Another albeit very limited alternative to private medical insurance is to rely on reciprocal healthcare agreements between different countries. Reciprocal arrangements for healthcare are complicated and vary from country to country, these are reasonably common across Europe, but are far more limited in Asia. Australia has, however, signed a number of reciprocal healthcare agreements, including ones with Finland, Italy, Malta, Netherlands, New Zealand, Sweden and the United Kingdom. Australian residents visiting these countries are generally entitled to healthcare under the host  country’s public healthcare system. The fundamental point to remember about reciprocal arrangements is that the person who is looking to benefit from the arrangement will still need to be paying compulsory taxation in their home country. If or when an expatriate member of staff is to be paid and taxed in the country to which they are posted, no reciprocal care is likely to be available.
Where reciprocal arrangements exist, the rights to automatic medical care vary and may be costly. Expatriates may receive no more than basic emergency treatment and may find that any additional treatments are not available.
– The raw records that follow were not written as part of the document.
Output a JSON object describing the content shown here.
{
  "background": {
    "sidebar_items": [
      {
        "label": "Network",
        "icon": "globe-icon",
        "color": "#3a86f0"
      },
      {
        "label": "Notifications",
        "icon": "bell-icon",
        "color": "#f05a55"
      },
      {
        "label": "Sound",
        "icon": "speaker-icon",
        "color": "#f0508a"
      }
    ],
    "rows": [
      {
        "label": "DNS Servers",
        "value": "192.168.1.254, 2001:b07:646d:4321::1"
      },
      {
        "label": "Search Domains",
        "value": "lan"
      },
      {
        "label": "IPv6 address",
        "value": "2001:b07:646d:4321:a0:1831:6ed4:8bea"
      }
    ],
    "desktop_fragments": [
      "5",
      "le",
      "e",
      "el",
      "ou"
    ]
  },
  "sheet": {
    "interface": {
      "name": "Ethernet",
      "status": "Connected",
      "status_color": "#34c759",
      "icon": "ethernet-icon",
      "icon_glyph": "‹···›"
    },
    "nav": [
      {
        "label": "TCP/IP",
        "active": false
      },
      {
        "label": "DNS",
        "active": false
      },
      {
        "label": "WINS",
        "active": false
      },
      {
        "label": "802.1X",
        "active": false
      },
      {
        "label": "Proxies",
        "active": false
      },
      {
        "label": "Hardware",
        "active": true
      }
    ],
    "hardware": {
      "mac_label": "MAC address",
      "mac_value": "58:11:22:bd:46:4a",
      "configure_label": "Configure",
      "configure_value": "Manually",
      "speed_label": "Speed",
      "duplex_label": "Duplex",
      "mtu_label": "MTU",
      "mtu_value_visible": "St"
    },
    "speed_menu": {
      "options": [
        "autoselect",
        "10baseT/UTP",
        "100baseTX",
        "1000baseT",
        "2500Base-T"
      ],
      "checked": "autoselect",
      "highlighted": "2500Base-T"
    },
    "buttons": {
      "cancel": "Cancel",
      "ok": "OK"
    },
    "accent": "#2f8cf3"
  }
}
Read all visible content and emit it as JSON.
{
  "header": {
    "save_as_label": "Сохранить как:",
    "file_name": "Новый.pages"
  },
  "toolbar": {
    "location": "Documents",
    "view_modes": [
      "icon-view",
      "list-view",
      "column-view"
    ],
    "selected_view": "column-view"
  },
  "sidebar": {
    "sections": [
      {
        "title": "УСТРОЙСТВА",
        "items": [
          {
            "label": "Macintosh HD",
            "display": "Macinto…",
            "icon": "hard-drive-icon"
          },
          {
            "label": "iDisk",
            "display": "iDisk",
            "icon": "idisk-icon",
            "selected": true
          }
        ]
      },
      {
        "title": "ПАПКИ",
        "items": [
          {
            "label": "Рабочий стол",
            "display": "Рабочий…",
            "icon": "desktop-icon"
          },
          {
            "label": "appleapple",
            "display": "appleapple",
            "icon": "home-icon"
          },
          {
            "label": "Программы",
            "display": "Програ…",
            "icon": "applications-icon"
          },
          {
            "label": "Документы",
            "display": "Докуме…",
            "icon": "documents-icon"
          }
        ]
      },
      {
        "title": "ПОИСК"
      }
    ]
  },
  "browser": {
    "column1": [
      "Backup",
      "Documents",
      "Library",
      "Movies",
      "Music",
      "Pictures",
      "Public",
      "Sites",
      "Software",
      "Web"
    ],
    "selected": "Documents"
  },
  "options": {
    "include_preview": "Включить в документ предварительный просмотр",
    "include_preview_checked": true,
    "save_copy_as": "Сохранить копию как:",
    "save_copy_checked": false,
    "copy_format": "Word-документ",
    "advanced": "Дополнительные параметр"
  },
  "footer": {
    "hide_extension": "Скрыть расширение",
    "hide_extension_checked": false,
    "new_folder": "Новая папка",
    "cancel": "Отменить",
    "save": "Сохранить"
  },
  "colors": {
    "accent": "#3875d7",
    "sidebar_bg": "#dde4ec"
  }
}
There is certainly no access to emergency medical repatriation to the expatriate’s home country. 
The upshot is that while reciprocal arrangements may sound superficially attractive, in practice they are limited in their scope and may well present employers with more difficulties than benefits. 
There are alternatives for international private medical insurance for expatriate employees, but their scope of coverage is limited and employers proposing an alternative would have to make themselves clear in explaining these limitations to their staff. Some reciprocal arrangements provide access to limited emergency treatment and a local insurance plan may respond as well as an international plan in the short term. The drawbacks however are serious and could leave an expatriate employee stranded with limited coverage in a foreign country. A self-funded air ambulance might be the only realistic option to return home. 
Expatriate staff are vital for international companies, and it is only by providing a full international private medical insurance plan that employers can be confident of their expatriate employees being properly protected for medical emergencies and routine healthcare treatment.